Search code examples
c++qtqvariantstdhash

How to hash QVariant?


I need to use QList<QVariant> as a key to std::unordered_map. The purpose of this is to optimize searching over a table of data by making index over the unique key columns.

So I made this code. It's not complete, but lists some basic data types that occur in the table key columns:

#include <unordered_map>
#include <string>
//std::hash
#include <functional>
//std::size_t
#include <cstddef>
// Hashing method for QVariantList
namespace std {
    template <>
    struct hash<QList<QVariant>>
    {
        std::size_t operator()(const QList<QVariant>& k) const
        {
            using std::size_t;
            using std::hash;
            using std::string;
            size_t hash_num = 0;
            Q_FOREACH(var, k) {
                // Make hash of the primitive value of the QVariant
                switch(var.type()) {
                    case QVariant::String : {
                        hash_num = hash_num^hash<string>(var.toString().toStdString());
                        break;
                    }
                    case QVariant::Char :
                    case QVariant::ULongLong :
                    case QVariant::UInt :
                    case QVariant::LongLong :
                    case QVariant::Int : {
                        hash_num = hash_num^hash<long long>(var.toLongLong());
                        break;
                    }
                    case QVariant::Double : {
                        hash_num = hash_num^hash<double>(var.toDouble());
                        break;
                    }
                }
            }
            return hash_num;
        }
    };
}

Obviously, I don't like the whole switch thing. It's pretty long and ugly code and does only account for the basic types. I'd rather make hash of the memory data allocated for the QVariant's internal data. Or, even better - use some Qt's hashing method.

Is there a semi-reliable* way to hash any QVariant without converting it to primitive type?

*I understand that complex objects might be hiding behind QVariant, but cases where this would lead to collision are rare enough so I don't have to care.


Solution

  • Get yourself a QByteArray + QBuffer + QDataStream to basically serialize QVariants to the QByteArray.

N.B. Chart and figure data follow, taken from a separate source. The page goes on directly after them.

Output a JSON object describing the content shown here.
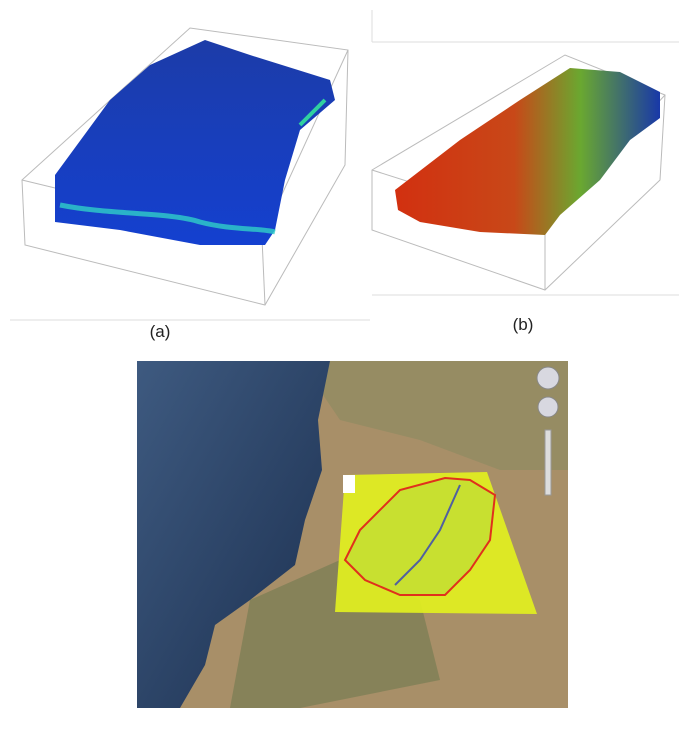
{
  "panels": [
    {
      "label": "(a)"
    },
    {
      "label": "(b)"
    }
  ]
}
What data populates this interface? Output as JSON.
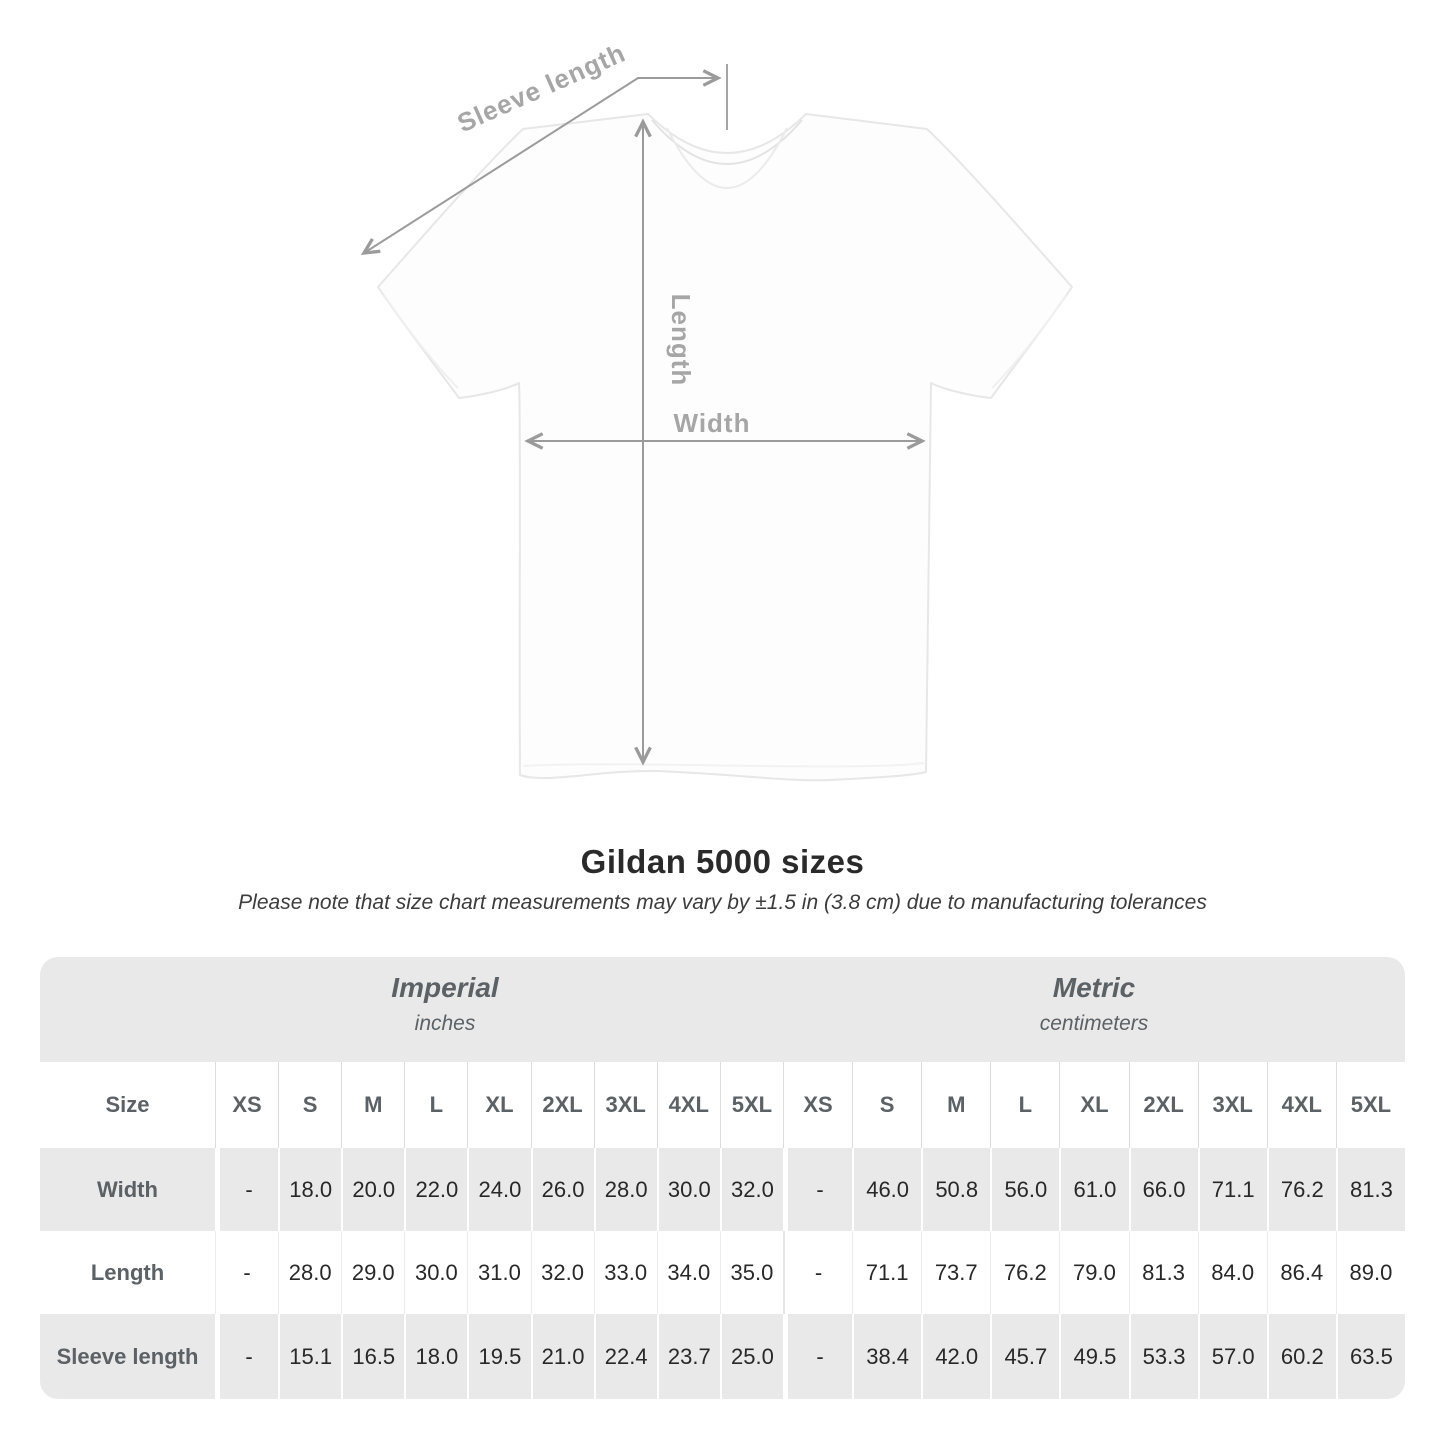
{
  "diagram": {
    "sleeve_length_label": "Sleeve length",
    "length_label": "Length",
    "width_label": "Width"
  },
  "chart_data": {
    "type": "table",
    "title": "Gildan 5000 sizes",
    "subtitle": "Please note that size chart measurements may vary by ±1.5 in (3.8 cm) due to manufacturing tolerances",
    "row_header": "Size",
    "sections": [
      {
        "name": "Imperial",
        "unit": "inches",
        "sizes": [
          "XS",
          "S",
          "M",
          "L",
          "XL",
          "2XL",
          "3XL",
          "4XL",
          "5XL"
        ]
      },
      {
        "name": "Metric",
        "unit": "centimeters",
        "sizes": [
          "XS",
          "S",
          "M",
          "L",
          "XL",
          "2XL",
          "3XL",
          "4XL",
          "5XL"
        ]
      }
    ],
    "measurements": [
      {
        "label": "Width",
        "imperial": [
          "-",
          "18.0",
          "20.0",
          "22.0",
          "24.0",
          "26.0",
          "28.0",
          "30.0",
          "32.0"
        ],
        "metric": [
          "-",
          "46.0",
          "50.8",
          "56.0",
          "61.0",
          "66.0",
          "71.1",
          "76.2",
          "81.3"
        ]
      },
      {
        "label": "Length",
        "imperial": [
          "-",
          "28.0",
          "29.0",
          "30.0",
          "31.0",
          "32.0",
          "33.0",
          "34.0",
          "35.0"
        ],
        "metric": [
          "-",
          "71.1",
          "73.7",
          "76.2",
          "79.0",
          "81.3",
          "84.0",
          "86.4",
          "89.0"
        ]
      },
      {
        "label": "Sleeve length",
        "imperial": [
          "-",
          "15.1",
          "16.5",
          "18.0",
          "19.5",
          "21.0",
          "22.4",
          "23.7",
          "25.0"
        ],
        "metric": [
          "-",
          "38.4",
          "42.0",
          "45.7",
          "49.5",
          "53.3",
          "57.0",
          "60.2",
          "63.5"
        ]
      }
    ]
  },
  "colors": {
    "arrow_gray": "#9b9b9b",
    "diagram_label_gray": "#a6a6a6",
    "table_band_gray": "#e9e9e9",
    "header_text": "#5b6165",
    "value_text": "#282828"
  }
}
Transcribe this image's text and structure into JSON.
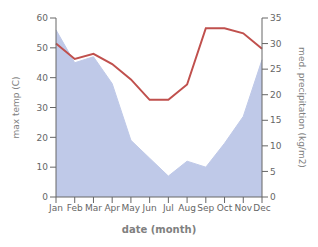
{
  "chart_data": {
    "type": "combo",
    "xlabel": "date (month)",
    "ylabel": "max temp (C)",
    "y2label": "med. precipitation (kg/m2)",
    "categories": [
      "Jan",
      "Feb",
      "Mar",
      "Apr",
      "May",
      "Jun",
      "Jul",
      "Aug",
      "Sep",
      "Oct",
      "Nov",
      "Dec"
    ],
    "series": [
      {
        "type": "area",
        "color": "#bfc9e8",
        "values": [
          56,
          45,
          47,
          38,
          19,
          13,
          7,
          12,
          10,
          18,
          27,
          46
        ]
      },
      {
        "type": "line",
        "axis": "y2",
        "color": "#c0504d",
        "values": [
          30,
          27,
          28,
          26,
          23,
          19,
          19,
          22,
          33,
          33,
          32,
          29
        ]
      }
    ],
    "ylim": [
      0,
      60
    ],
    "yticks": [
      0,
      10,
      20,
      30,
      40,
      50,
      60
    ],
    "y2lim": [
      0,
      35
    ],
    "y2ticks": [
      0,
      5,
      10,
      15,
      20,
      25,
      30,
      35
    ],
    "grid": false
  }
}
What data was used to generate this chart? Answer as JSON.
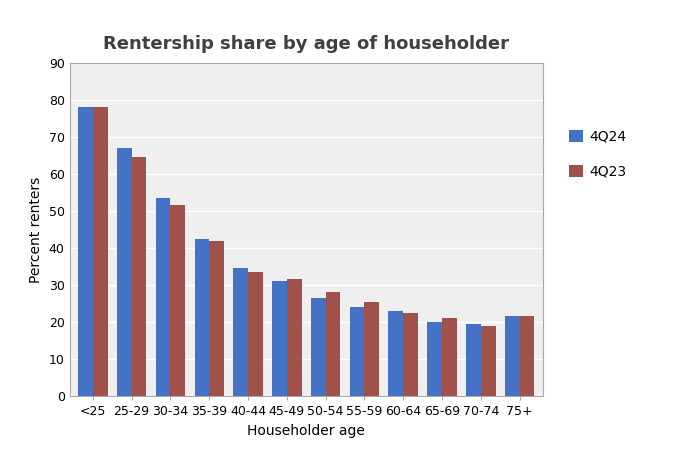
{
  "title": "Rentership share by age of householder",
  "xlabel": "Householder age",
  "ylabel": "Percent renters",
  "categories": [
    "<25",
    "25-29",
    "30-34",
    "35-39",
    "40-44",
    "45-49",
    "50-54",
    "55-59",
    "60-64",
    "65-69",
    "70-74",
    "75+"
  ],
  "series": {
    "4Q24": [
      78,
      67,
      53.5,
      42.5,
      34.5,
      31,
      26.5,
      24,
      23,
      20,
      19.5,
      21.5
    ],
    "4Q23": [
      78,
      64.5,
      51.5,
      42,
      33.5,
      31.5,
      28,
      25.5,
      22.5,
      21,
      19,
      21.5
    ]
  },
  "bar_colors": {
    "4Q24": "#4472C4",
    "4Q23": "#A0524A"
  },
  "ylim": [
    0,
    90
  ],
  "yticks": [
    0,
    10,
    20,
    30,
    40,
    50,
    60,
    70,
    80,
    90
  ],
  "legend_labels": [
    "4Q24",
    "4Q23"
  ],
  "plot_area_color": "#EFEFEF",
  "outer_background": "#FFFFFF",
  "grid_color": "#FFFFFF",
  "title_fontsize": 13,
  "axis_label_fontsize": 10,
  "tick_fontsize": 9,
  "legend_fontsize": 10,
  "bar_width": 0.38
}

    Then simply hash the raw bytes in the byte array. Qt already implements a qHash function for QByteArray so you are all set.

    You can maximize efficiency by reusing the same QByteArray with enough preallocated bytes to avoid reallocations. You can wrap the whole thing in a VariantHasher class, and simply seek(0) for the buffer before each new hashing and only hash the pos() number of bytes instead the whole thing.

    class QVariantHasher {
      public:
        QVariantHasher() : buff(&bb), ds(&buff) {
          bb.reserve(1000);
          buff.open(QIODevice::WriteOnly);
        }
        uint hash(const QVariant & v) {
          buff.seek(0);
          ds << v;
          return qHashBits(bb.constData(), buff.pos());
        }
      private:
        QByteArray bb;
        QBuffer buff;
        QDataStream ds;
    };
    

    It is pretty fast as mentioned in the comments, and it has the advantage of working with every type that supports QDataStream serialization. For custom types you will only have to implement the serialization, no need to make and maintain a giant switch. If you already have the switch version implemented a comparison would be interesting to make. The switch itself is a lot of branching, while reusing the same byte array is very cache friendly, especially if you don't use to many bytes, that is, you are not hashing variants that contain very long strings or arrays.

    Also, it is better than semi-reliable, as the hashing includes the variant type as well, so even in the cases the actual data might be binary identical, for example two bytes with values 255 vs a short with value 65535, the hash will incorporate the type so the values would not collide.